HONG KONG/MELBOURNE, Dec 4 (Reuters) - China’s ENN Group, the top shareholder in Santos Ltd, will be watching closely when the Australian gas producer outlines its strategy on Thursday to pay down debt and cope with weak oil and gas prices.
ENN Ecological Holdings, a unit of ENN, bought an 11.7 percent stake in Santos from Chinese private equity firm Hony Capital for $750 million in March, but its stake is now worth 9 percent less, even though oil prices have jumped by a third since then.
ENN has asked for a seat on the board, a senior ENN Ecological official told Reuters, confirming a report in the Australian Financial Review, but added it was unclear whether Santos would grant the request.
Santos declined to comment.
Santos shareholders in Australia said it is too early to tell whether ENN might make a bid and said they wanted to understand more about ENN’s capacity to fund a takeover. Recent comments by ENN Chairman Wang Yusuo, whose goal is to build ENN into China’s fourth largest energy group, hint at its longer term ambitions.
“Mr John Zhao of Hony Capital and Mr Liu Chuanzhi of [Hony backer] Legend Holdings have offered us a lot of support while we are actively exploring the upstream segment of the industry,” Wang said at Hony Capital’s annual investment forum on Nov. 14.
“With the support of Hony, we have successfully acquired a stake in Australia’s Santos this year. It is a very good company which focuses on gas exploration and production. With it, ENN can cover the entire value chain of the gas industry,” he said.
ENN is bullish on Santos over the medium term, based on forecasts it gave in response to a query from the Shanghai stock exchange in September, after the Australian company booked a $1 billion writedown on its flagship Gladstone gas project.
In the near term, however, it is more bearish than analysts, who expect Santos to book a $337 million profit in 2017. ENN sees Santos booking a small loss, then returning to a profit of $645 million in 2018, improving to $1.1 billion a year later.
The 2018 forecast is towards the top end of seven analysts’ estimates, while its projection for 2019 is well above two forecasts for that year, according to Thomson Reuters I/B/E/S.
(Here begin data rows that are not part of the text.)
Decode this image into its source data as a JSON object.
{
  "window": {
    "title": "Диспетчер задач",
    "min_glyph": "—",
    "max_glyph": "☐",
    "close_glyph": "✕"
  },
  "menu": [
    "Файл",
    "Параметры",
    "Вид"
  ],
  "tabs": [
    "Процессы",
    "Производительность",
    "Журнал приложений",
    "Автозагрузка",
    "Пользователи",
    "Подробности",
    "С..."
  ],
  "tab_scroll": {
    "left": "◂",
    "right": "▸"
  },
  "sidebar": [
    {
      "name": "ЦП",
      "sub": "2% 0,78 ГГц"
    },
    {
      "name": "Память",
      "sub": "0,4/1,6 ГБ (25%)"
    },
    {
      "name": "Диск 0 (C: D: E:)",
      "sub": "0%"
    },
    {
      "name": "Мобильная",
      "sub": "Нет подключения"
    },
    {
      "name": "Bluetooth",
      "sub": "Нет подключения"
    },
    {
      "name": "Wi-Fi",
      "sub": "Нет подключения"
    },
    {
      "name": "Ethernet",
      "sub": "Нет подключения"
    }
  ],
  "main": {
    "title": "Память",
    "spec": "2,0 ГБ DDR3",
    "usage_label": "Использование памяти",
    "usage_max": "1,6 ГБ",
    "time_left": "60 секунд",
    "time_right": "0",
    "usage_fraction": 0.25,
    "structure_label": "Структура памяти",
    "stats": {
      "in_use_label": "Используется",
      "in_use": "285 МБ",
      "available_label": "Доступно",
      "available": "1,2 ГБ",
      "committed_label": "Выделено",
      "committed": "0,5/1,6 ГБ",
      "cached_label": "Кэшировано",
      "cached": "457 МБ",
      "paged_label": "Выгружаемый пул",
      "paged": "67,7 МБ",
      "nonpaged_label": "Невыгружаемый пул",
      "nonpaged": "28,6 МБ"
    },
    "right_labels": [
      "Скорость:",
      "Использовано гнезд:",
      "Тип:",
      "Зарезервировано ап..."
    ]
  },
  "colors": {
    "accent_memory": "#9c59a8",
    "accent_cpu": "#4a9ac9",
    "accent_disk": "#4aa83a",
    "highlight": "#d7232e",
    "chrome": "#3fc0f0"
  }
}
Australian investors say Santos Chief Executive Kevin Gallagher needs to focus on slashing costs and cutting net debt by around $1 billion, to $3.5 billion.
“They just need to spend as little as possible without starving the business - fingers crossed the oil price goes in their favour,” said Jason Beddow, Chief Executive of Argo Investments, which owns a stake in Santos.